Ecclesiastes 9:5
5 For the living know that they shall die: but the dead know not any thing, neither have they any more a reward; for the memory of them is forgotten.
Do the dead remember anything?
PROBLEM: Taken at face value, Solomon seems to be claiming that the dead have no more knowledge of anything. He wrote here, “the dead know nothing.” Likewise, the psalmist said, “in death there is no remembrance” (Psalms 6:5). But, this seems to contradict the many passages that speak of souls being conscious after death (e.g., 2 Samuel 12:23; 2 Corinthians 5:8; Revelation 6:9).

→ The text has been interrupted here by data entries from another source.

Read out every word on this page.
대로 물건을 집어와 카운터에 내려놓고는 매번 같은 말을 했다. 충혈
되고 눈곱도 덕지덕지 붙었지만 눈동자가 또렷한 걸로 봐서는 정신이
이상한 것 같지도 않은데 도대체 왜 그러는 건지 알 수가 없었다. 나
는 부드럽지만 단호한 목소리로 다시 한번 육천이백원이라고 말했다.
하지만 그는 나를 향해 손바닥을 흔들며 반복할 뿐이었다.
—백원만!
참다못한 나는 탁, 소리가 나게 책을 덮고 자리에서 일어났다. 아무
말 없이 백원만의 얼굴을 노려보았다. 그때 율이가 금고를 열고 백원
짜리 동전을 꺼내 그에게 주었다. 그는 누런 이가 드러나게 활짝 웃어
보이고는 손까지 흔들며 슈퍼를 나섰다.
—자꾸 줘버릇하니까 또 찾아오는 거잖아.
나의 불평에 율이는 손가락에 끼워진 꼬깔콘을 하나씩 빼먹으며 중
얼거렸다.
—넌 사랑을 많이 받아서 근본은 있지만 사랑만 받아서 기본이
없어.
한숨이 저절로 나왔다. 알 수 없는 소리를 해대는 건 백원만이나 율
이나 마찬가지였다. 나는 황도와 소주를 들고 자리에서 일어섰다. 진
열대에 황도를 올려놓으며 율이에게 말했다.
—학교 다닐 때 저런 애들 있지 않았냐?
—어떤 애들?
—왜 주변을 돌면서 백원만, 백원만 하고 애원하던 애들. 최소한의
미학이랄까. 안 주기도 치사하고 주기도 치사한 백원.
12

SOLUTION: The Bible teaches that the soul survives death in a conscious state of knowledge (see comments on 2 Kings 14:29). The passages which say there is no knowledge or remembrance after death are speaking of no memory in this world, not of no memory of this world. Solomon clearly qualified his comment by saying it was “in the grave” (Ecclesiastes 9:10) that there was “no remembrance.” He affirmed also that the dead do not know what is going on “under the sun” (9:6). But while they do not know what is happening on earth, they certainly do know what is going on in heaven (cf. Revelation 6:9). In short, these texts refer simply to man in relation to this present life —they say nothing about the life to come immediately after this one.